Fresh Quake at N.Korea's Old Nuke Test Site

  • By Ahn Jun-yong

    January 03, 2019 09:45

    A magnitude 2.8 earthquake occurred near North Korea's Punggye-ri nuclear test site on Wednesday. It is believed to have been an aftershock of its last nuclear test in September 2017.

    The quake occurred about 40 km north-northwest of Kilju, North Hamgyong Province around 7:20 a.m., according to the Korea Meteorological Administration in Seoul.

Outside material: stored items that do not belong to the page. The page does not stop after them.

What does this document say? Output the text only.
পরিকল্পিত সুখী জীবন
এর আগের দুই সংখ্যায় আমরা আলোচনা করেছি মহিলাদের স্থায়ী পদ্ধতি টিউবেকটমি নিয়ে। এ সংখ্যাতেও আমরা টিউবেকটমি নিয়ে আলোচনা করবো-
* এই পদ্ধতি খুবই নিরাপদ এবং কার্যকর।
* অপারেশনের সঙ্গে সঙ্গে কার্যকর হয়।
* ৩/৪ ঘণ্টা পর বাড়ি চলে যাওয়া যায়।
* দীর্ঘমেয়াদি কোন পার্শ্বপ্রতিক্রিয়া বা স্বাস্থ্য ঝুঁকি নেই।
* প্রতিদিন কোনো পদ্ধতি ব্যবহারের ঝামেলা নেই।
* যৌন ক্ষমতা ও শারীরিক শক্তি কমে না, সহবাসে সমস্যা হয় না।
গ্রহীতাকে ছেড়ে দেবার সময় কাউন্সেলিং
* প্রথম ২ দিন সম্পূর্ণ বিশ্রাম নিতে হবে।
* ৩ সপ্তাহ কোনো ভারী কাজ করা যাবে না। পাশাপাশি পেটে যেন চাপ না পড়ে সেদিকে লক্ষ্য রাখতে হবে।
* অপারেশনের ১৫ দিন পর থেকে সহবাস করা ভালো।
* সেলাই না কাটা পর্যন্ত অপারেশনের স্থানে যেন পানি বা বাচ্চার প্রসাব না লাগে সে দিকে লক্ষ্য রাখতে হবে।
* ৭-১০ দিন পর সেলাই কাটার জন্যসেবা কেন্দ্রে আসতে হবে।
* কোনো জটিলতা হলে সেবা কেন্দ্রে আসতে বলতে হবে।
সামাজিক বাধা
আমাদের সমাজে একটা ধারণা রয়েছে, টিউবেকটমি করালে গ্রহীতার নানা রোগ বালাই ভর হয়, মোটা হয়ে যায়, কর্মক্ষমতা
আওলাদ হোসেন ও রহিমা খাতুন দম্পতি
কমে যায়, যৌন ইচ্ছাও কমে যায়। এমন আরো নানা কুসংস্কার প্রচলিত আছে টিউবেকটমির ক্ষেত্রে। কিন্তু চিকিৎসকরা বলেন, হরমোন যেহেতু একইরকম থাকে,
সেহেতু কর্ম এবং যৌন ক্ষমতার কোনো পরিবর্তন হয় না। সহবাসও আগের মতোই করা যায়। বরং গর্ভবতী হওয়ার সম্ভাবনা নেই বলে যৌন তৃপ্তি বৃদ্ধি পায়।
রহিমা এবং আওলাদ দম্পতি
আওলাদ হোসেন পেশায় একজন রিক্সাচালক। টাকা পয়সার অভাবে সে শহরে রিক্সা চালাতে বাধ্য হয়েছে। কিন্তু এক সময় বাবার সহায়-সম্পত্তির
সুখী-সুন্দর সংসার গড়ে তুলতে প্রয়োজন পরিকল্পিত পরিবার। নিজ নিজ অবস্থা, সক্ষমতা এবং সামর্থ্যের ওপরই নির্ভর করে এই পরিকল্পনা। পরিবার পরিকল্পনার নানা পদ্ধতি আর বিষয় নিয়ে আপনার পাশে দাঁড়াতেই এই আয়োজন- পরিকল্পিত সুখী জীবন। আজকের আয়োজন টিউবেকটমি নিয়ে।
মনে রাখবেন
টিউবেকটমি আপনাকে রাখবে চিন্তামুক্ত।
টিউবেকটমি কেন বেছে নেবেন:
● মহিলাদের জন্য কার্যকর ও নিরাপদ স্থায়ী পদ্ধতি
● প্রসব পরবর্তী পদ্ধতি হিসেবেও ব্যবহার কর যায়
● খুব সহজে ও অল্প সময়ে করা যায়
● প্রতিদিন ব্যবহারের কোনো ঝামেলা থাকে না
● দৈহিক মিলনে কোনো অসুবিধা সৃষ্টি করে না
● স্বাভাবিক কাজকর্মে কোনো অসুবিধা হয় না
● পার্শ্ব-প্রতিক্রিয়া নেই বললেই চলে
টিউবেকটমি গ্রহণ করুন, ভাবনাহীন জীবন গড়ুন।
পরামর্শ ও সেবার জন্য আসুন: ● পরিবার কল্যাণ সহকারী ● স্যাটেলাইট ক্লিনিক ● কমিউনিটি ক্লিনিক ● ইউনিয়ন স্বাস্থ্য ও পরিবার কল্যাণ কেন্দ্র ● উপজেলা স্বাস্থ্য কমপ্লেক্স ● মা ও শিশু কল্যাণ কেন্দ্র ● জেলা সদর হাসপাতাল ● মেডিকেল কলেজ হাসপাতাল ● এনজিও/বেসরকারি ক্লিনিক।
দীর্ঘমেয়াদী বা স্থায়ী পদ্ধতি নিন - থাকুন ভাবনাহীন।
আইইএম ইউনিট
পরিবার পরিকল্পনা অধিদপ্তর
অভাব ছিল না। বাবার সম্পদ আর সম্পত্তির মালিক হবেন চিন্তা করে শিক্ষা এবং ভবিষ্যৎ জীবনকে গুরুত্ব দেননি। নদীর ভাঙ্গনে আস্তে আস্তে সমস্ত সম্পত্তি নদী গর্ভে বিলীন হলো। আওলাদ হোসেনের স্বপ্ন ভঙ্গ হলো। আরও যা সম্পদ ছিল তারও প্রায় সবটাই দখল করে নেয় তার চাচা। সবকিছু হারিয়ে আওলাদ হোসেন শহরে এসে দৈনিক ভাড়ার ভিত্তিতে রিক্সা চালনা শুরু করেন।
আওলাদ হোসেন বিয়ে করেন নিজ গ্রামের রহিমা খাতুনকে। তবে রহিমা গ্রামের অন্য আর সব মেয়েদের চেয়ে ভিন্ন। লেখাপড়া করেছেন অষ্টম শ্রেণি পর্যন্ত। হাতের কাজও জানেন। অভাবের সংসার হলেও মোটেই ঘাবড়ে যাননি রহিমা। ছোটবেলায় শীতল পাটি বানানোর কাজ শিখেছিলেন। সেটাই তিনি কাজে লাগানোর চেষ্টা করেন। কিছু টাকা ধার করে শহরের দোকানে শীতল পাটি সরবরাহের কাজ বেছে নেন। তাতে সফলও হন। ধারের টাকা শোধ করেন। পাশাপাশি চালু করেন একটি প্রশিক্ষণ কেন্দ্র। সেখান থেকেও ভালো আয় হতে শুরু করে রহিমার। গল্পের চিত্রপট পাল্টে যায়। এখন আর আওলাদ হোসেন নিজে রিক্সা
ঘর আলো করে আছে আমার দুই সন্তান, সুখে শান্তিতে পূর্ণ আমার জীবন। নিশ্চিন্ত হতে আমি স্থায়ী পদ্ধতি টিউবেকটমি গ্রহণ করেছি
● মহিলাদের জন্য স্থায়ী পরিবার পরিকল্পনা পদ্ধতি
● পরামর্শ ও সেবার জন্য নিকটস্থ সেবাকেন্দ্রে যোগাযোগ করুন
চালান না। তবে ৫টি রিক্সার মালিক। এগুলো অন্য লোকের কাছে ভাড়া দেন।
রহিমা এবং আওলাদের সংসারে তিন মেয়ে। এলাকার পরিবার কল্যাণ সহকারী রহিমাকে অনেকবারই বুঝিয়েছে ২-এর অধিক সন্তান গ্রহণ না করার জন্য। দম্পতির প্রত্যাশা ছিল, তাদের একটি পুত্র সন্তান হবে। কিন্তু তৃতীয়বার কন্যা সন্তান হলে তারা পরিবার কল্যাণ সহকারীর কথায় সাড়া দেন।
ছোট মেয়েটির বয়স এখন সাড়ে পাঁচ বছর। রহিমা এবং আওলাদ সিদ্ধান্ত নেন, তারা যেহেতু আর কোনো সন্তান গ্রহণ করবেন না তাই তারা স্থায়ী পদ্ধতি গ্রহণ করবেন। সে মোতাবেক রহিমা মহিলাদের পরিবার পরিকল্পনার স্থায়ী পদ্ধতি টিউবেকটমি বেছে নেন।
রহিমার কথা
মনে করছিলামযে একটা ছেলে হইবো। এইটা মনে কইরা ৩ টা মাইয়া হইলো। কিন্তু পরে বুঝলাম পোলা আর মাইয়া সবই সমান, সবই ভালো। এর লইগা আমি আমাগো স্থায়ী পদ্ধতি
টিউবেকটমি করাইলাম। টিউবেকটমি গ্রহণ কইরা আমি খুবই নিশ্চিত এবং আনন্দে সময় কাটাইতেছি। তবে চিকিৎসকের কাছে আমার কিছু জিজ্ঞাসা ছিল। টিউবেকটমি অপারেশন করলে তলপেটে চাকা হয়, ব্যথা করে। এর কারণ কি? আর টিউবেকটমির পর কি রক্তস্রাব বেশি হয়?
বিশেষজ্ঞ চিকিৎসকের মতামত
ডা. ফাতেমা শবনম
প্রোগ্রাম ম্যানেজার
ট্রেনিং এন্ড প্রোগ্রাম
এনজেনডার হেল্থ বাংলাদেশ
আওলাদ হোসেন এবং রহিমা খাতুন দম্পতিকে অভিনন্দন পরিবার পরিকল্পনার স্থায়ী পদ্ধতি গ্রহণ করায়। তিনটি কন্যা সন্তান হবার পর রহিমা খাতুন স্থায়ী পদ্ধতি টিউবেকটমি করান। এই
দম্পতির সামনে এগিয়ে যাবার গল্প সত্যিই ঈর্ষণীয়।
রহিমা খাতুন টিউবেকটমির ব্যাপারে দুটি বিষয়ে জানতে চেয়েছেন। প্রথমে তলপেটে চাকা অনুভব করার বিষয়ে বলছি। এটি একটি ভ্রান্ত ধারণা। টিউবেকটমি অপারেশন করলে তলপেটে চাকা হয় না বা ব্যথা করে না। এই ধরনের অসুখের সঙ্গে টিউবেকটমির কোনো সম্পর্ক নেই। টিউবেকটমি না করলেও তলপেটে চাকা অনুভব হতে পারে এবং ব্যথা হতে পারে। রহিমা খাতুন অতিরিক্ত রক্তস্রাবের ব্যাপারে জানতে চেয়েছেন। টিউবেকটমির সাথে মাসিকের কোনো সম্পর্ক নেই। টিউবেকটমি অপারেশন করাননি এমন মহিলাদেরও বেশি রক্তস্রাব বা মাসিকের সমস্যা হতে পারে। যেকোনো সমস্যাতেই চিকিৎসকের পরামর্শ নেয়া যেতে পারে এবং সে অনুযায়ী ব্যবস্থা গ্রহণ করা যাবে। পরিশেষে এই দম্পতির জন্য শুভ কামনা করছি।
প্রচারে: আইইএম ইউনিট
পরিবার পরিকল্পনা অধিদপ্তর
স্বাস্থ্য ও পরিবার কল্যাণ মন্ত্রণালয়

The epicenter was presumably located at a depth of 12 km about 11 km east from the nuclear test site.

    "The quake seems to have occurred naturally as a result of past nuclear tests given the seismic waves and depth," a government official here said.

    A total of 11 tremors have occurred in the area since a magnitude 5.7 to 6.3 artificial quake caused by the nuclear test back then.

    An official at the Korea Meteorological Administration in Seoul gives a briefing on an earthquake near North Korea's Punggye-ri nuclear test site, in this file photo from Sept. 3, 2017.

    North Korean leader Kim Jong-un promised to close down the Punggye-ri test site during an inter-Korean summit in April last year and invited foreign reporters to watch an underground tunnel being blown up there a month later.

    But international experts pointed out that the site was already unusable due to the weakened ground and radiation leaks as a result of six nuclear tests there.